Commercial and residential construction, the backbone of Utah's economy in recent years, continued to set records in the first quarter, according to the "Utah Construction Report" released this week by the University of Utah Bureau of Economic and Business Research.

Construction valuation in the first three months of 2001 reached a record high of $975.2 million, up $81 million over the same period last year, which also was a record at the time.

"The strength of the construction industry is broad-based, with the residential, nonresidential and additions-alterations-repairs sectors all sailing along at record or near-record levels," bureau analysts James A. Wood and Diane S. Gillam wrote in the quarterly report.

Particularly impressive was residential construction, up 14.2 percent over the first quarter of 2000 to $535 million.
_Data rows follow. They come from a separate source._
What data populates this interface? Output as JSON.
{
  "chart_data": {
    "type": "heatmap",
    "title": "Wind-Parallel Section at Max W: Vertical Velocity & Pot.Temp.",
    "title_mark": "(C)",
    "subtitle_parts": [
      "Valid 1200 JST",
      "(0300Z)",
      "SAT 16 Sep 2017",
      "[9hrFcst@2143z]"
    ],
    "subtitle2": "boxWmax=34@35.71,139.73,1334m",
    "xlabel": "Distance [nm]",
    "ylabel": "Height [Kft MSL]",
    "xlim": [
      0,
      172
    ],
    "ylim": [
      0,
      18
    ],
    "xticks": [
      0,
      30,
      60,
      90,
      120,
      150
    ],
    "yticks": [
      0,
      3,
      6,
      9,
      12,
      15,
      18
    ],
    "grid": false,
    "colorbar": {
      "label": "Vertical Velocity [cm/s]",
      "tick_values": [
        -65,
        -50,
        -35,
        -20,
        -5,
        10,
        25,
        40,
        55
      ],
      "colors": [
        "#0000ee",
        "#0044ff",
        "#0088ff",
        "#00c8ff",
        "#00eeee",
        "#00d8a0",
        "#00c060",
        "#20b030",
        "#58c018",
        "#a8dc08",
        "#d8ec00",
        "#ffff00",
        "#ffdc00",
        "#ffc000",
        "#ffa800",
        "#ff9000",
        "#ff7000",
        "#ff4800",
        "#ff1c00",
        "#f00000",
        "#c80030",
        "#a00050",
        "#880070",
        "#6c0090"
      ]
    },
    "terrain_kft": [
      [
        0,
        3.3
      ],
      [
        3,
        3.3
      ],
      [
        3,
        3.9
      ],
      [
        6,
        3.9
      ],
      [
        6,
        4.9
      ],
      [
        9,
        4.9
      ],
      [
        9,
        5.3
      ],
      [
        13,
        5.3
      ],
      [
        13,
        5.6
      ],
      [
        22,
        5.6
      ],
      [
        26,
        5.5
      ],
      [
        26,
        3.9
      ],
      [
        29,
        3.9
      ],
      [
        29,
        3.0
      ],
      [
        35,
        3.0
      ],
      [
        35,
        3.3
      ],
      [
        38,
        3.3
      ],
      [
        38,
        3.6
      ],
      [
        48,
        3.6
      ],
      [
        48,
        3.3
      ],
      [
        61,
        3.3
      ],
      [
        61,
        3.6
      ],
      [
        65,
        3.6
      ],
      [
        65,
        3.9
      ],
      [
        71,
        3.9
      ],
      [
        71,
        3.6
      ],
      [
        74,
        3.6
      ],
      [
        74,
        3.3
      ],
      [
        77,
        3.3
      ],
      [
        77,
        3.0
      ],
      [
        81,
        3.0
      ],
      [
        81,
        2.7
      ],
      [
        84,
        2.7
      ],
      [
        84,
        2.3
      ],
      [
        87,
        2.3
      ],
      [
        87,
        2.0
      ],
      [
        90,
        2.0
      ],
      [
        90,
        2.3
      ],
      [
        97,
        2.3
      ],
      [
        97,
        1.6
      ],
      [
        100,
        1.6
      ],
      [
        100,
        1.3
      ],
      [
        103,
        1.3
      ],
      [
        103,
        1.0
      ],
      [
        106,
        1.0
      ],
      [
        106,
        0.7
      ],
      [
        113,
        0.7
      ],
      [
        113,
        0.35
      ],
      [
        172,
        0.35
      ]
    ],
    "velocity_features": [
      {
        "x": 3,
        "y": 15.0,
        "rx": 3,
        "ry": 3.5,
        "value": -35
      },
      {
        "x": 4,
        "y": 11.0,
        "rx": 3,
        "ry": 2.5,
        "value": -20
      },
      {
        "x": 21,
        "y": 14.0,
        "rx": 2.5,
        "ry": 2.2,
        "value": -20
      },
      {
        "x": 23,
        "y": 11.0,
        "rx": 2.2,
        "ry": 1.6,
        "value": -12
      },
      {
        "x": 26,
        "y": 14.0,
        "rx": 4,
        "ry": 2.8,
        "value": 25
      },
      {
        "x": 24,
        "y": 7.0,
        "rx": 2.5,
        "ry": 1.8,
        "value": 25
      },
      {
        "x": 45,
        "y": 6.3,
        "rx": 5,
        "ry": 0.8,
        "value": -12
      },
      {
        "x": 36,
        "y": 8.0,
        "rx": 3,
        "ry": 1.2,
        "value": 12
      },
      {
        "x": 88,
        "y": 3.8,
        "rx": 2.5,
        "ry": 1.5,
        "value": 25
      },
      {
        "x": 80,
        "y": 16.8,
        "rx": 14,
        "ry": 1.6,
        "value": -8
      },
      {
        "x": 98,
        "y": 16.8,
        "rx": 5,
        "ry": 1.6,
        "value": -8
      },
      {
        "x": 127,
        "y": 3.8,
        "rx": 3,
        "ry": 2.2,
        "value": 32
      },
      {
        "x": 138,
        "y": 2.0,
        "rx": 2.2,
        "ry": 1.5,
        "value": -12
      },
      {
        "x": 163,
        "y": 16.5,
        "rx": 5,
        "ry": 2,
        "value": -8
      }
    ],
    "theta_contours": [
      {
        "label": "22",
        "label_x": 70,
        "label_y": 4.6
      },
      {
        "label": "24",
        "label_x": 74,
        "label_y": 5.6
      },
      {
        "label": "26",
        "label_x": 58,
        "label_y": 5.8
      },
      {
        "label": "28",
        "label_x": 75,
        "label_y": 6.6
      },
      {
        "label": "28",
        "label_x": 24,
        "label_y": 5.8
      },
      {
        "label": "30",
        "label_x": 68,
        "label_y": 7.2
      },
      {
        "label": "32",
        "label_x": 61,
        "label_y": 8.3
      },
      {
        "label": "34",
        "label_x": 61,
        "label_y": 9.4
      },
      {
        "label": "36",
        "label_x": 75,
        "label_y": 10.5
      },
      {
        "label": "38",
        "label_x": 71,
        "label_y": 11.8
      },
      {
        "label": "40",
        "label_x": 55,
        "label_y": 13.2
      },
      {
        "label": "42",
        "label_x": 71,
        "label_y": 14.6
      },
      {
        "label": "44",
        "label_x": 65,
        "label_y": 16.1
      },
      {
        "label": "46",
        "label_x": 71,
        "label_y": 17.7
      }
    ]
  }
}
Permits for nonresidential construction didn't set records, but neither did they plummet as some industry watchers had expected. Valuations were up 1.6 percent to $309 million, the second highest first quarter ever.

The category of additions, alterations and repairs totaled $130.1 million, which was also a record.

The impressive gains in residential construction were not spread evenly across the state, however. Of Utah's 29 counties, 24 of them logged declines during the first quarter, including Weber, Tooele and Washington, which had previously shown strong growth. Of the rural counties, only Kane showed an increase, up 15 percent.

But the Wasatch Front counties of Davis, Salt Lake and Utah more than made up the difference, as Davis logged a 36.9 percent increase to 557 units, and Utah County saw a 26.2 percent jump to 1,088 units, both largely due to single-family home construction.

Conversely, Salt Lake County's 42.9 percent increase to 1,415 units was primarily due to 587 new units of multifamily construction, compared to 122 a year earlier.